In ’56, during the wave of Khrushchev’s rehabilitations, I returned to Moscow. I thought, They’ve rehabilitated Jan too. I thought I might learn the name of the UgRo informer, meet with him and look into his deep dark eyes… But I didn’t try. What would I have done if I’d met the man? In my dreams I sometimes killed him, sometimes I had sex with him, and often at the decisive moment the countess would walk into the bedroom, a ghost, still very young, walk in and watch silently, and his mighty round-headed cock would soften in my lips.

Once I dreamed that the bullet—my lover’s lead seed—would not let time waste my flesh. I’d been twenty-four—and the same number of years have now passed since I came back from Kazakhstan, although once again I thought I would soon die.
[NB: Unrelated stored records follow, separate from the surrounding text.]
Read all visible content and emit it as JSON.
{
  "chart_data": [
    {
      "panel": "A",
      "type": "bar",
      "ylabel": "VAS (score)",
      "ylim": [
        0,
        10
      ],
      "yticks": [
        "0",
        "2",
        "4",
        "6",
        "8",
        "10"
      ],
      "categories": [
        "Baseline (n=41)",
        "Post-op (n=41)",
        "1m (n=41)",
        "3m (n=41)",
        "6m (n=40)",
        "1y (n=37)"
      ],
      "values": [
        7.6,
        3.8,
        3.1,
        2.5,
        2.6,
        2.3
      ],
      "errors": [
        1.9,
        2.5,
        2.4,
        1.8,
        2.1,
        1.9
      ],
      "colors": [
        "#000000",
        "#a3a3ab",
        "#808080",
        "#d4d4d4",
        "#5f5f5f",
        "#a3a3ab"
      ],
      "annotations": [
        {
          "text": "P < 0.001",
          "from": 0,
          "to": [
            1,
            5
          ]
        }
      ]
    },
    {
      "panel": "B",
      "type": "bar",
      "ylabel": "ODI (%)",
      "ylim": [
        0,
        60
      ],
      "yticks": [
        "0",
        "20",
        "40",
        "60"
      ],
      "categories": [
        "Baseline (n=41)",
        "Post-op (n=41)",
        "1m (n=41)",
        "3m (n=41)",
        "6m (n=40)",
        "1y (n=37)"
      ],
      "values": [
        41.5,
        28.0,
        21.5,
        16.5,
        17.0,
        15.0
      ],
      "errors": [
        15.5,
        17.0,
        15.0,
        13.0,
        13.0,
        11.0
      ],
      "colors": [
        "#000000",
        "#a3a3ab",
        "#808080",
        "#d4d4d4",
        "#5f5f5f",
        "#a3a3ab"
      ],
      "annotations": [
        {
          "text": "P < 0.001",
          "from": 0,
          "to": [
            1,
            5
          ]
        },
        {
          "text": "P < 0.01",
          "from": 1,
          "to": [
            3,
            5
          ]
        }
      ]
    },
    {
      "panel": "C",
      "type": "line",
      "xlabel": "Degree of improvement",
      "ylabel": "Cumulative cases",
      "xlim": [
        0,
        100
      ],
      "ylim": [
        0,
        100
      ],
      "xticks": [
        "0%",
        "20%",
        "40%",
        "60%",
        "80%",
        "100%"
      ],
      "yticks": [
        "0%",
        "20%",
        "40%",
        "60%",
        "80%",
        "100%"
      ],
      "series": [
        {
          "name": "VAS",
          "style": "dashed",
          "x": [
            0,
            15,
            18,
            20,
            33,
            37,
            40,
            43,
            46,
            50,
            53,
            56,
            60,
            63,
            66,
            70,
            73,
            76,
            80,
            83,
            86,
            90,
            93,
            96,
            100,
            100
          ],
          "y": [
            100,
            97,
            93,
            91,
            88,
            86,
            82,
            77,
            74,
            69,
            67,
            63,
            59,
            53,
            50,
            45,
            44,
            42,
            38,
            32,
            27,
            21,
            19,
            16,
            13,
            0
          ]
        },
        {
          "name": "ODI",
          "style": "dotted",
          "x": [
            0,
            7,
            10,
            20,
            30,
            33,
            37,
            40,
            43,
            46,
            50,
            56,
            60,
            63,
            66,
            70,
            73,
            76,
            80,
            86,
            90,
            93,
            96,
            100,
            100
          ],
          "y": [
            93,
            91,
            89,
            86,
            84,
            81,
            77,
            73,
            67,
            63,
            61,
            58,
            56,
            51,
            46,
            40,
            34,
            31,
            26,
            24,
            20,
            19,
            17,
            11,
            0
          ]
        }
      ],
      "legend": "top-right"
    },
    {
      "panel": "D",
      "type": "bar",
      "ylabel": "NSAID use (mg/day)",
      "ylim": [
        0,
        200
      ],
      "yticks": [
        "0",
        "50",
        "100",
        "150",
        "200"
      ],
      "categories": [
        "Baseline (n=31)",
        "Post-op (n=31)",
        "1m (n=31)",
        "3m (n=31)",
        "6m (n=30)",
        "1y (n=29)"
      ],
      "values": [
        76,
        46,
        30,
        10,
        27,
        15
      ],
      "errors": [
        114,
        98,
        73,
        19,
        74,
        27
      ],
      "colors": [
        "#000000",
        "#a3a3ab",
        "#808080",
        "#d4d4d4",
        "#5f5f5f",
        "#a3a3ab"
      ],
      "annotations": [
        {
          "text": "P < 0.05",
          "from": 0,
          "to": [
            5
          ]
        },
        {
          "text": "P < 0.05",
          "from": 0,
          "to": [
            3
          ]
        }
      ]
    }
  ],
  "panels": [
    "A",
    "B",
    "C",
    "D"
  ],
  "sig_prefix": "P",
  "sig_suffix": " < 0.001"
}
The years have faded my memory of Jan, my memory of our love, my memory of the camp, the countess, and her round-headed companion, everything that happened in the last seventy-odd years. I’ve spent nearly my entire life alone; and in old age even the old ghosts refrained from violating my solitude.

I know this is how I’ll die. Alone, in an empty apartment, the summer of 1980, the sixty-third anniversary of the Revolution’s birth.

Death is a great cheat, a fata morgana. I once dreamed of it, but it slipped away, over and over. Eventually I gave up, weary, and backed off.

Now it’s coming for me and I say, Listen, I don’t understand why I ever loved you. In reply you squeeze my old fingers in your cold hand.

Is this really what I dreamed of half a century ago?

Too bad. You’ve taken so long to get here, I almost forgot how much I once loved you!